以上错误都是运行过程中随机出现的,可以正常处理一些请求。
程序是在一台cuda11.7版本的机器上编译,移到另一台cuda11.3的机器上运行的,有可能是cuda版本不一致而引起的吗?
Reproduction
void function() {
std::vector<std::unique_ptr<AbstractTransformerModelInstance>> model_instances;
std::vector<cudaStream_t> cuda_streams;
std::vector<std::thread> threads;
//创建model_instances
model_instances.resize((size_t)gpu_count);
cuda_streams.resize((size_t)gpu_count);
threads.clear();
for (int device_id = 0; device_id < gpu_count; device_id++) {
const int rank = node_id * gpu_count + device_id;
threads.emplace_back([this, device_id, rank, &model_instances, &cuda_streams]() {
ft::check_cuda_error(cudaSetDevice(device_id));
cudaStream_t stream;
ft::check_cuda_error(cudaStreamCreate(&stream));
cuda_streams.at(device_id) = stream;
auto model_instance = this->model->createModelInstance(device_id, rank, stream, this->nccl_comms, nullptr);
model_instances.at(device_id) = std::move(model_instance);
printf("model instance %d is created \n", device_id);
ft::print_mem_usage();
});
}
for (auto& t : threads) {
t.join();
}
//构造请求
//推理
threads.clear();
for (int device_id = 0; device_id < gpu_count; device_id++) {
threads.push_back(std::thread(threadForward,
&model_instances[device_id],
request_list[device_id],
&output_tensors_lists[device_id],
device_id,
instance_comm.get(),
node_id,
(void*)(&lmDeployRequest)));
}
for (auto& t : threads) {
t.join();
}
//释放model_instances
model_instances.clear();
//销毁句柄
for(int device_id = 0; device_id < gpu_count; device_id++) {
ft::check_cuda_error(cudaSetDevice(device_id));
cudaStream_t stream = cuda_streams.at(device_id);
ft::check_cuda_error(cudaStreamDestroy(stream));
}
//释放请求
}
以上是调用AbstractTransformerModelInstance进行推理的大致方式,劳烦看看有没有问题。
Environment
ubuntu-16.04
cuda-11.4
Error traceback
No response
打开了FT_DEBUG_LEVEL=DEBUG,貌似是执行LlamaV2::ContextDecode()的invokeInputIdsEmbeddingLookupPosEncoding()时出错了。
模型初始化参数如下:
这里用的是llama2-13B模型,单显卡。
在输入一个较长的序列时(input_length=1769)时出现。
- 错误1貌似是由于释放LlamaModelInstance后立即销毁cudaStream句柄导致的。

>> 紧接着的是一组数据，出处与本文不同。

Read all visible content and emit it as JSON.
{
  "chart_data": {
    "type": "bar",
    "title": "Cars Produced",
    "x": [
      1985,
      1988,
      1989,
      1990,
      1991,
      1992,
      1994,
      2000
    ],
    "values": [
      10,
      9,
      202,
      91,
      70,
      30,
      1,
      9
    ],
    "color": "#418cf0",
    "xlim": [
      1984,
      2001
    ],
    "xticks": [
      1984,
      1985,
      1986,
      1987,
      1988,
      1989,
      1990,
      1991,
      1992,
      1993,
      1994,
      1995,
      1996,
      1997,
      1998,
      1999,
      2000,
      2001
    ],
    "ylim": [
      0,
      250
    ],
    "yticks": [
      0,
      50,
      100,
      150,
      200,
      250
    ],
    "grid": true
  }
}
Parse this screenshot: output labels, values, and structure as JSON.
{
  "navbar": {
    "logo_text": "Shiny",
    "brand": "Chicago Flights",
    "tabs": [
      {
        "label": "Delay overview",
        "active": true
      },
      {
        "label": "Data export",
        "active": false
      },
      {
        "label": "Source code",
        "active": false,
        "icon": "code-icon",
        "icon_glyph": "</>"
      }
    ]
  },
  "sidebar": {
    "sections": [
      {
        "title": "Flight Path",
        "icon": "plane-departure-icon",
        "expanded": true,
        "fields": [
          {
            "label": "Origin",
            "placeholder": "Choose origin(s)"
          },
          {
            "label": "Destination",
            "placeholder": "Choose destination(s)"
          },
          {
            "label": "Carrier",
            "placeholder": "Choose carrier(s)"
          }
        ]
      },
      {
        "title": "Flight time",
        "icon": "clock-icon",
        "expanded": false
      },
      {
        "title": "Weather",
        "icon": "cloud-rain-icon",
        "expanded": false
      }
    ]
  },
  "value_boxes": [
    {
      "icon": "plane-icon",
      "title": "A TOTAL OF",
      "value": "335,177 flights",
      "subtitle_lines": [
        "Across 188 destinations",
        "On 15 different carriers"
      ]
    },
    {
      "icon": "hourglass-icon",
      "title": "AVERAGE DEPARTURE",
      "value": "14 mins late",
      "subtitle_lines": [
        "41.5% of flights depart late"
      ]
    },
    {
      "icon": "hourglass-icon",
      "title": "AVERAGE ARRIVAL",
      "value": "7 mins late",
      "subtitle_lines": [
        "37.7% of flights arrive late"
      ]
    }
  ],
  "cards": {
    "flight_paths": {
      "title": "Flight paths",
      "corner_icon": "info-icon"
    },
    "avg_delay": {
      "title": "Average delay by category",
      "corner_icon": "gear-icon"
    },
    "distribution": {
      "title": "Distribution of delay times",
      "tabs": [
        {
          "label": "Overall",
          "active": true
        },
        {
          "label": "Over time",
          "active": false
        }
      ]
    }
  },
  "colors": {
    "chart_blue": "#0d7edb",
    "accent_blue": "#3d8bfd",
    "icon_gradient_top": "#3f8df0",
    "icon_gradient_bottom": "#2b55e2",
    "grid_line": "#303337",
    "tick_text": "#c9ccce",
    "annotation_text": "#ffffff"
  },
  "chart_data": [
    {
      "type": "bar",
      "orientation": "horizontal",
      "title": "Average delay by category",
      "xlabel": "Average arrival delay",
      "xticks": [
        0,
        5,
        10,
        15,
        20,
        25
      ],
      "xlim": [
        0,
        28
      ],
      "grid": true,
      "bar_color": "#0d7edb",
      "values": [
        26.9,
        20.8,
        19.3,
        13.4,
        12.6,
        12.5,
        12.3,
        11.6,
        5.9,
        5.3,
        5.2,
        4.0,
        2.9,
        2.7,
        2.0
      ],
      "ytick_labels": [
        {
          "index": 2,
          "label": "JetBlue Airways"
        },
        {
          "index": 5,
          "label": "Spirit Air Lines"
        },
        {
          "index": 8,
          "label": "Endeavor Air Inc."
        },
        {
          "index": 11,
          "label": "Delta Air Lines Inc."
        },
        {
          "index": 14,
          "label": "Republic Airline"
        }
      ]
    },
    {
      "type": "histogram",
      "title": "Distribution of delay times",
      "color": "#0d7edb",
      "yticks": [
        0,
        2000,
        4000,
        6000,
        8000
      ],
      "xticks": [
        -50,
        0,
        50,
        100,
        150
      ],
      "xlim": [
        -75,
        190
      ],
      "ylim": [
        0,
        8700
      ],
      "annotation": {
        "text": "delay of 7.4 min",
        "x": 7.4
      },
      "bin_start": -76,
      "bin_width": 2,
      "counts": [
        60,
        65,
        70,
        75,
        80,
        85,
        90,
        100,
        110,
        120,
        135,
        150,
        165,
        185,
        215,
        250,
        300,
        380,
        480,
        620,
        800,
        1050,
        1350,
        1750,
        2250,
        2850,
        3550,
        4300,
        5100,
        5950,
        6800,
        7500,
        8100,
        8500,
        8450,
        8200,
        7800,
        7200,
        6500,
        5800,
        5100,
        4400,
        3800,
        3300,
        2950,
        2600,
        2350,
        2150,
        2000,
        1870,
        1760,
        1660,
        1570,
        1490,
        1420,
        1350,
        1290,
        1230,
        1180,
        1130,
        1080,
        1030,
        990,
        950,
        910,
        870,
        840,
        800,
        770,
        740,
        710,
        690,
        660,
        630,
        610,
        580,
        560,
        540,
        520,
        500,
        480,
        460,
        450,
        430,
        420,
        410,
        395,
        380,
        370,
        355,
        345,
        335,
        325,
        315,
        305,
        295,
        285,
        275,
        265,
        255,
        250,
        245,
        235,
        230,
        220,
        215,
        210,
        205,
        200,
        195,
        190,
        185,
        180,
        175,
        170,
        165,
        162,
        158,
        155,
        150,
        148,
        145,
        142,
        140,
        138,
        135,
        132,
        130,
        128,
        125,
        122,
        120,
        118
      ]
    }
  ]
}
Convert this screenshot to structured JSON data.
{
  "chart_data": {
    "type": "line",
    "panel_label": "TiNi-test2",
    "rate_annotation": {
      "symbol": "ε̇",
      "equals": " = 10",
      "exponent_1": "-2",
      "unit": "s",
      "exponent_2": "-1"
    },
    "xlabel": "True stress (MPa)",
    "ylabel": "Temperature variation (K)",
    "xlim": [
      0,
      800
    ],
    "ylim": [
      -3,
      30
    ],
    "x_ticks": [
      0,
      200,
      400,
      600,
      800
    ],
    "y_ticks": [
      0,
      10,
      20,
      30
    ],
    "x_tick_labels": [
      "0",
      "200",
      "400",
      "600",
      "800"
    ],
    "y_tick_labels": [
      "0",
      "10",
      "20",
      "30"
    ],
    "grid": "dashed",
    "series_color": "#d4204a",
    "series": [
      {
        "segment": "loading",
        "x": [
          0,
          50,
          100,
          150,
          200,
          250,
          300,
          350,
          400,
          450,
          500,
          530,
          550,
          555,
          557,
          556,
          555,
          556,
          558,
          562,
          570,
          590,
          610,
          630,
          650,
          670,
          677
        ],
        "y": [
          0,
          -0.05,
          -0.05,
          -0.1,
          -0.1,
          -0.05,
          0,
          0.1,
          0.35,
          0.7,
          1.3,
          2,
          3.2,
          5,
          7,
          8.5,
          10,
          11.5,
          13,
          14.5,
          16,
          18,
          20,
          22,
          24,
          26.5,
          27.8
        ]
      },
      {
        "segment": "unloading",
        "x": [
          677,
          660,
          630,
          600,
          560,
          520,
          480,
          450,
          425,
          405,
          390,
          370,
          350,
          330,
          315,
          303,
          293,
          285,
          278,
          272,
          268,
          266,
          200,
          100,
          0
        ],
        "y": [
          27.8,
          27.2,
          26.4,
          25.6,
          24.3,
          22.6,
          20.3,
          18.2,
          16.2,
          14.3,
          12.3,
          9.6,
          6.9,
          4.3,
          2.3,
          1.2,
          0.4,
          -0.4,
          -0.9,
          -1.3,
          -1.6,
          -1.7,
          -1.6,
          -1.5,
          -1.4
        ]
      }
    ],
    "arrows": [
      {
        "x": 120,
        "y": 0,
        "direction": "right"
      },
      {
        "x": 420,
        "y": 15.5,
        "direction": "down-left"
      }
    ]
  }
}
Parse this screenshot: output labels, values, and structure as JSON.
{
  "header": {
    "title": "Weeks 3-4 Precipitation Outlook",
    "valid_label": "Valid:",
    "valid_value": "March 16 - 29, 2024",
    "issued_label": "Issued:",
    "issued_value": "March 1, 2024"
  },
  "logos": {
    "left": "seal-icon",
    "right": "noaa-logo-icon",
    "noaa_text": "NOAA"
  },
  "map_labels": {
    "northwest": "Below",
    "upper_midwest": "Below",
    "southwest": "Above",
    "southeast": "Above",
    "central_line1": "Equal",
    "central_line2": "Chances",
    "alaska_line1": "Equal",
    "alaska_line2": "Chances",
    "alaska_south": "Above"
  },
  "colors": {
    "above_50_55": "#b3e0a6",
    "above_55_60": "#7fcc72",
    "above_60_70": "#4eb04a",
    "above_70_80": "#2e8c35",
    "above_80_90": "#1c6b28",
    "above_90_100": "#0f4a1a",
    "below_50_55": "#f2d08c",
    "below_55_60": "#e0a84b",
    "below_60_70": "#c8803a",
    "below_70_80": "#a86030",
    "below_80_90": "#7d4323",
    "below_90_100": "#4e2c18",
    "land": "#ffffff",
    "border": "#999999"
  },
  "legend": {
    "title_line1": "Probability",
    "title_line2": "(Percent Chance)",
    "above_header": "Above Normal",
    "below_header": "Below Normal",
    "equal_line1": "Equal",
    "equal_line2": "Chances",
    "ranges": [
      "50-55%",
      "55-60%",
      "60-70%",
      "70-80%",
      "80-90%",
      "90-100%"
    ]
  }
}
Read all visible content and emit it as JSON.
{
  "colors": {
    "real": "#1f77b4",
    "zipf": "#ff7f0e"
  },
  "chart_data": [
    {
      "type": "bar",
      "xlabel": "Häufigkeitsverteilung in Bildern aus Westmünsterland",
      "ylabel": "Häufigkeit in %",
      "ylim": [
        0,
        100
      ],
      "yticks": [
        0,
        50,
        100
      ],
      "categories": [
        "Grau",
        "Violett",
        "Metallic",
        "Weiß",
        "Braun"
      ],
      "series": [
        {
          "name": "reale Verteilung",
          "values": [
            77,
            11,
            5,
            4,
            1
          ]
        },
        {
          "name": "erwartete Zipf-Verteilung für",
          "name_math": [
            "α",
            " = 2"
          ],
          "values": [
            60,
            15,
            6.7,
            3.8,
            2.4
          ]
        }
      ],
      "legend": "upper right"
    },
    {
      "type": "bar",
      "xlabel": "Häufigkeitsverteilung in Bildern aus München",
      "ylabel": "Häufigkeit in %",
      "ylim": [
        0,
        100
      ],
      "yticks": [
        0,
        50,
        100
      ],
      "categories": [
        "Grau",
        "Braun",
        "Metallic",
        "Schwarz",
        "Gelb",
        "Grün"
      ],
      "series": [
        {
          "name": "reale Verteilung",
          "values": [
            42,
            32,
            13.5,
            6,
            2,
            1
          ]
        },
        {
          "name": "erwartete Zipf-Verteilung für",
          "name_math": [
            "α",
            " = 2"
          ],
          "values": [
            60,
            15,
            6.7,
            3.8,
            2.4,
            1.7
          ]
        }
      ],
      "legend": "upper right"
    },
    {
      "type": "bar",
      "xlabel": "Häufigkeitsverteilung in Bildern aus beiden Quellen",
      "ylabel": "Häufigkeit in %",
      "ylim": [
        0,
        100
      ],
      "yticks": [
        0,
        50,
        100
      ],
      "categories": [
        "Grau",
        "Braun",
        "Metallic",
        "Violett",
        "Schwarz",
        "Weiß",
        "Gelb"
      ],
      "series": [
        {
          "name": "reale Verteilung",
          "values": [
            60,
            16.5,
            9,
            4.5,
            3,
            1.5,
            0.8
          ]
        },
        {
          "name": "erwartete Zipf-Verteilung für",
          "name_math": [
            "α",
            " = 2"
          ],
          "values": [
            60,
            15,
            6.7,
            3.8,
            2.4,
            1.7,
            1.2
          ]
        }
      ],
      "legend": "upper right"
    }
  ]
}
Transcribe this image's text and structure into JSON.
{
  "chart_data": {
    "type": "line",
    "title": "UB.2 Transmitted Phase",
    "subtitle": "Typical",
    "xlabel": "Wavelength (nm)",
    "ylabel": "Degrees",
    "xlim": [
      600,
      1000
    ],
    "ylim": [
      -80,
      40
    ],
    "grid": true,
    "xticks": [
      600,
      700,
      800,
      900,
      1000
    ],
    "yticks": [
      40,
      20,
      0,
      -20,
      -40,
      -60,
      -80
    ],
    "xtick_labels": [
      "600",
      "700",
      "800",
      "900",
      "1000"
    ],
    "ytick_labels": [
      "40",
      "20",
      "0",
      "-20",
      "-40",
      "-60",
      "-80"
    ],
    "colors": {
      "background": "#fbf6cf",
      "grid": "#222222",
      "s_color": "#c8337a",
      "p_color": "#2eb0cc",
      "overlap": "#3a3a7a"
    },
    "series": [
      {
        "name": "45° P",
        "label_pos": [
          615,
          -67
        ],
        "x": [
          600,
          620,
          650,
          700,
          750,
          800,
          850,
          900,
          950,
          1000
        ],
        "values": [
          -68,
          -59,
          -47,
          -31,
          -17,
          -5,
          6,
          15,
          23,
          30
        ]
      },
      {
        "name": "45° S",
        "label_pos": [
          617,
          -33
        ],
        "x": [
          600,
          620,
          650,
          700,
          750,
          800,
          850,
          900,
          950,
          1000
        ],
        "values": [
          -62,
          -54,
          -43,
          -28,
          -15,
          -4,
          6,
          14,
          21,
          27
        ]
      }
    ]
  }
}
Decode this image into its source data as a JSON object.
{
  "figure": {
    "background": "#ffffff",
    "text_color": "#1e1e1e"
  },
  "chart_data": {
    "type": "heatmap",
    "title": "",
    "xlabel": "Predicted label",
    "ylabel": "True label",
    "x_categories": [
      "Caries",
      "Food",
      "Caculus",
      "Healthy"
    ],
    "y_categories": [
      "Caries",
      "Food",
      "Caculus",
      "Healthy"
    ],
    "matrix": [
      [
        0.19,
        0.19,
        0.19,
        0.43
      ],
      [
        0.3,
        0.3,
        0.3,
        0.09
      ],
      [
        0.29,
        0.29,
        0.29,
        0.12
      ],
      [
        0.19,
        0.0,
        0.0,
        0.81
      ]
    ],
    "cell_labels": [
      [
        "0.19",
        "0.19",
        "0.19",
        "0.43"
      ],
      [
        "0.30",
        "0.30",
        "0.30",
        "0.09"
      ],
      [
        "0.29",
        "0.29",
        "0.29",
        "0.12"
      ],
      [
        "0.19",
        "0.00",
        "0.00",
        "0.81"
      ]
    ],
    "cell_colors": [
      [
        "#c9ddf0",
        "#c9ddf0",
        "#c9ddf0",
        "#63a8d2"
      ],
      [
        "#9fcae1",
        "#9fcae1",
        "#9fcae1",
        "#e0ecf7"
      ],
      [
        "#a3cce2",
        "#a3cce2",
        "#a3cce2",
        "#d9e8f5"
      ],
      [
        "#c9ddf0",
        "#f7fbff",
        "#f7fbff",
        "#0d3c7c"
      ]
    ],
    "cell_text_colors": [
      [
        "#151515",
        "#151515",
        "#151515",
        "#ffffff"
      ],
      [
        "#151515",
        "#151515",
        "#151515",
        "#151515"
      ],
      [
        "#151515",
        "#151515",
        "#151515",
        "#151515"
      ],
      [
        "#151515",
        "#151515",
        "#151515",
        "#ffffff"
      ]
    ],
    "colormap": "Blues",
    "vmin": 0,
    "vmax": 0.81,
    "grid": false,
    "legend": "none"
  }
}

但我看allocator.h的代码:
void free(void** ptr, bool _ = false) const {
...
check_cuda_error(cudaFreeAsync(*ptr, stream_));
cudaStreamSynchronize(stream_);
...
}
释放显存后是有同步等待的,我对cuda编程并不熟悉,望解答。 2. 错误2是由于输入的token_id不合法导致(token_id < 0 或 token_id >= vocab_size)
Hi @RytonLi May you try https://github.com/InternLM/lmdeploy/releases/tag/v0.2.3 after https://github.com/InternLM/lmdeploy/pull/1100 . If it's still reproducible, could you please update the reproducible steps? Thanks.